6. Всё неправильно
6. ВСЁ НЕПРАВИЛЬНО
1.
Переоценка ценностей каждые десять лет…
Пересчитав овраги своих морщин,
видишь — как странно — чёрное небо меняет цвет
на голубой, и в небе, не без причин,
все колокольчики превратились в колокола.
Мимо собора вечно идёшь домой.
В парке хлопочут птицы. Такие, мой друг, дела.
В сущности, никакие. О, боже мой!
2.
Я к ней приходил — я попал на крючок —
садился уныло у детской кроватки,
а Юлька молчала, расправив лопатки.
Я чушь, вероятно, там нёс… но молчок!
Да, я уходил, оглушённый в тот раз
громадностью боли, меня посетившей,
как юный боксёр, апперкот получивший.
Да, город был праздником, но не для нас.
По жести его дождевых желобов
струилась без продыху ночь ледяная,
в пивных колобродила площадь Сенная,
но не было денег на грохот трамвая,
и нищая мне улыбалась любовь.
3.
Был месяц солнечный апрель,
крутилась в парке карусель,
и ты шепнула: — Да,
мы будем долго жить с тобой,
не протрубит пока отбой
архангела труба!
А там, высОко, облака
по небу плыли, и рука
отозвалась теплом.
— Как хорошо, — ответил я, —
что взяли мир в учителя
с его добром и злом!
4.
Замер в квартале последний звук,
и, обкусав усы,
коты поделили своих подруг
и шкурки от колбасы.
Осталось небо в окне и мы,
чокнутые слегка.
Казалось, не было ни страны,
ни горя, ни огонька.
И ты сказала: — А хочешь быть
мудрее, чем Гераклит?
А я ответил: — Хочу любить
тебя, и душа болит!
А дальше всё промелькнуло, как
положено на земле.
Я сам, наверное, не дурак —
с морщинами на челе.
Сижу и мыслю, что всё o'key —
вокруг ликует весна.
Твоя гребёнка — в одной руке,
в другой руке — небеса!
5.
Я-то знаю (слова прикипают к губам),
жить — ведь это, как утром в пустующий храм
забежать из общаги, где мы про любовь,
не убитую бытом, бессмертную вновь,
говорили всю ночь до рассвета с тобой,
с незаконной женой. А законно с нуждой
да с бедой повенчались. И были у нас
шуба «драная кошка» да шарф «самовяз»,
тусклый свет, раскладушка, стакан кипятка —
вот и смерть неизбежная также крепка! —
да ещё получил я за сданную кровь
бутерброд. Подожди, три свечи приготовь
и поставь у иконы: одну за Царя,
а другую за то, чтобы батюшка зря
не венчал нас навечно, а третью потом
сам пускай он поставит, когда мы уйдём.
6.
В нашей квартире кто-то живёт. А кто?
Скажем, юрист? Наверняка доволен!
Любит жену, смеётся над нашим горем…
Что же, всё глупое счастье — твоё пальто,
плащ мой и ветер, и ветру мой плащ просторен.
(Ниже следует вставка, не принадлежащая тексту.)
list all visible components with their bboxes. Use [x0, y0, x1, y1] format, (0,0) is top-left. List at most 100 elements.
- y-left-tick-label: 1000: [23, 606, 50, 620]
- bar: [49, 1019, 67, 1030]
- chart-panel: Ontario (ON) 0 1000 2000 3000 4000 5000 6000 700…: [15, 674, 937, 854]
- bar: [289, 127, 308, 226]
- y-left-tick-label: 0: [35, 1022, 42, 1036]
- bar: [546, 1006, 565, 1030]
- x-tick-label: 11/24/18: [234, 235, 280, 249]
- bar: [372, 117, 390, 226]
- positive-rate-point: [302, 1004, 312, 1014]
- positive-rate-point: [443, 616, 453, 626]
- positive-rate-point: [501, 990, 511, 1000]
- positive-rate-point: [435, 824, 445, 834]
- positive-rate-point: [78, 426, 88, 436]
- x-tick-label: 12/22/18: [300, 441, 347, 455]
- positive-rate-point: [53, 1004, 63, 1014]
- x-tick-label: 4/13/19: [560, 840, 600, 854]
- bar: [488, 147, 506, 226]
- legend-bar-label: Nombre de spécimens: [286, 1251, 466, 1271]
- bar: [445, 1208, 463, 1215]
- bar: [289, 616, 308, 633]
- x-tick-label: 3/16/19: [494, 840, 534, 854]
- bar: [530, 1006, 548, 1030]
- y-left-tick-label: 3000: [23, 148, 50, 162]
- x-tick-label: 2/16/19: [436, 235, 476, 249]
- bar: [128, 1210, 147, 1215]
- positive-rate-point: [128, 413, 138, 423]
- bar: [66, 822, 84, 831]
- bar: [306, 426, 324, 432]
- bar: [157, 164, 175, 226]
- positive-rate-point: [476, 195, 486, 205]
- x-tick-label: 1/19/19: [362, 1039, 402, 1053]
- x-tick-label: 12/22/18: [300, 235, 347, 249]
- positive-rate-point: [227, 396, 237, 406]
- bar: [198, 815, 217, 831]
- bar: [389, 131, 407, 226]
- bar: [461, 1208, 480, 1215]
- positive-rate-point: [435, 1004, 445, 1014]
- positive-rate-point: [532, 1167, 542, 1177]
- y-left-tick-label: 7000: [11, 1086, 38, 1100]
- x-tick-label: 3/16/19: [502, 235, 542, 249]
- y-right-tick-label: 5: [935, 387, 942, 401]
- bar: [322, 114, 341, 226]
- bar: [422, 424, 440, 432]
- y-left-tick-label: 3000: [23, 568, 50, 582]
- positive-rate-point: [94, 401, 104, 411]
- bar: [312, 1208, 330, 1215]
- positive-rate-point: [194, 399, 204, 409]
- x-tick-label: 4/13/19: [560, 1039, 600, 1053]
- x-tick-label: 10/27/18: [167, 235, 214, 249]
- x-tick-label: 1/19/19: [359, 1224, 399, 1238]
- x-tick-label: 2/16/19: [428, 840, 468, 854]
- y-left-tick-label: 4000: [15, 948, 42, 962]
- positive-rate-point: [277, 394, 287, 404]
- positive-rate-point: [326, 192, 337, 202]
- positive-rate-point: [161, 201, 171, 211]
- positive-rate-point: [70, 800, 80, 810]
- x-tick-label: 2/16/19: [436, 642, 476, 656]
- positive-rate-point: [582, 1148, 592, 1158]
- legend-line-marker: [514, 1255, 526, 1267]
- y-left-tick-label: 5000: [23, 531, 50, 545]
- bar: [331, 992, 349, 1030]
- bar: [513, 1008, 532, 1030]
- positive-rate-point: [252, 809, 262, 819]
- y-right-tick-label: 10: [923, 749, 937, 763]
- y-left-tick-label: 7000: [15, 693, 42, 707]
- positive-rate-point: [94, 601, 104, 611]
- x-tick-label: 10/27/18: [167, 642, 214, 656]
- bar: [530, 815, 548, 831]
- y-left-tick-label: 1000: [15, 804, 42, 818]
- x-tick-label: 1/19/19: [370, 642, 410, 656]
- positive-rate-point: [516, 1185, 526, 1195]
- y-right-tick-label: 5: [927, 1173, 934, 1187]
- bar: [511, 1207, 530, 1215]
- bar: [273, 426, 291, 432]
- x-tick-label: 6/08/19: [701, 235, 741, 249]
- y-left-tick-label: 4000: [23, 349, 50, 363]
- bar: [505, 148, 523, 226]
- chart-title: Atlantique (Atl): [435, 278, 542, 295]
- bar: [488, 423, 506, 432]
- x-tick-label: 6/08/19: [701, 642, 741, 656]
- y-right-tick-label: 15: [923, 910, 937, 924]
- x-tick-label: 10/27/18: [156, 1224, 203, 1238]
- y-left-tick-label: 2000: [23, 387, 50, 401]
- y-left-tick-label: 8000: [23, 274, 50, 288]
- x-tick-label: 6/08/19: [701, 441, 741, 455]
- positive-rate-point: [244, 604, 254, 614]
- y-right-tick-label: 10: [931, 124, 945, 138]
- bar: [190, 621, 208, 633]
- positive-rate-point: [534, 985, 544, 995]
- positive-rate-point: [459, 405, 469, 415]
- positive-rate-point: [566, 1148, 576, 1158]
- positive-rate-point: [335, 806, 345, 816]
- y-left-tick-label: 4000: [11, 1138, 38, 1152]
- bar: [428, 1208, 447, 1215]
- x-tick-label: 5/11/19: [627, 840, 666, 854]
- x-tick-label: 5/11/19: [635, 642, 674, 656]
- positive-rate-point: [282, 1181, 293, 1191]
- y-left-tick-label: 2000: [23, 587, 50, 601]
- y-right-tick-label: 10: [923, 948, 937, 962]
Пальцы озябли — я руку тебе в карман
так опустил — потому, что хотел объятий.
Вечно всё происходит у нас некстати.
«Ангел мой, — ты сказала, — ох, наш роман
требует новых спасательных мероприятий».
Вот остановка. Послушай, в последний раз
я обещаю, что завтра мы угол снимем,
буду работать, потом поменяю имя…
У фонаря красноватый какой-то глаз,
осень по лицам дождями нас бьёт косыми.
Ах, дорогая, ну что же ты? Ну, не плачь!
Пусть эта стужа последние листья кружит,
сердце отчаялось, да, но с надеждой дружит.
Вот и автобус — одна из твоих удач.
Я «до свиданья» кричу из огромной лужи.
7.
В кинотеатре фильм — дурацкая «Годзилла» —
и я ушёл с него: утешит разве? Ай,
как было глупо всё — она ведь не любила,
и вот, пожалуйста: «Забудь меня. Прощай!»
Иду к Балтийскому вокзалу потихоньку
и бормочу под нос: — За всё благодарю:
за этот город, за любовь, за комнатёнку,
за то, что боль пройдёт — исчезнет к сентябрю.
Синее купола на Троицком проспекте
сегодня небо у меня над головой.
Я говорю на том, на божьем, диалекте,
который музыка:
— Спасибо, что живой!
8.
Присмотрись к этой сумрачной жизни в метро,
к человеческой давке бесполой, бесцельной,
к этой женщине, что прижимает бедро
к твоему слишком тесно… Сойдёт на Удельной
и не скажет ни слова — такая игра
бесполезная — выцвели рыхлые щёки,
может, плакали дети сегодня с утра
и семейного счастья не склеить осколки.
У метро серый дождик, киоски, туман,
инвалид полусонный стреляет на бедность,
раскорячился в луже юнец-наркоман,
и на лицах прохожих тревожная бледность.
Ты же знаешь: всё-всё здесь прогнило насквозь.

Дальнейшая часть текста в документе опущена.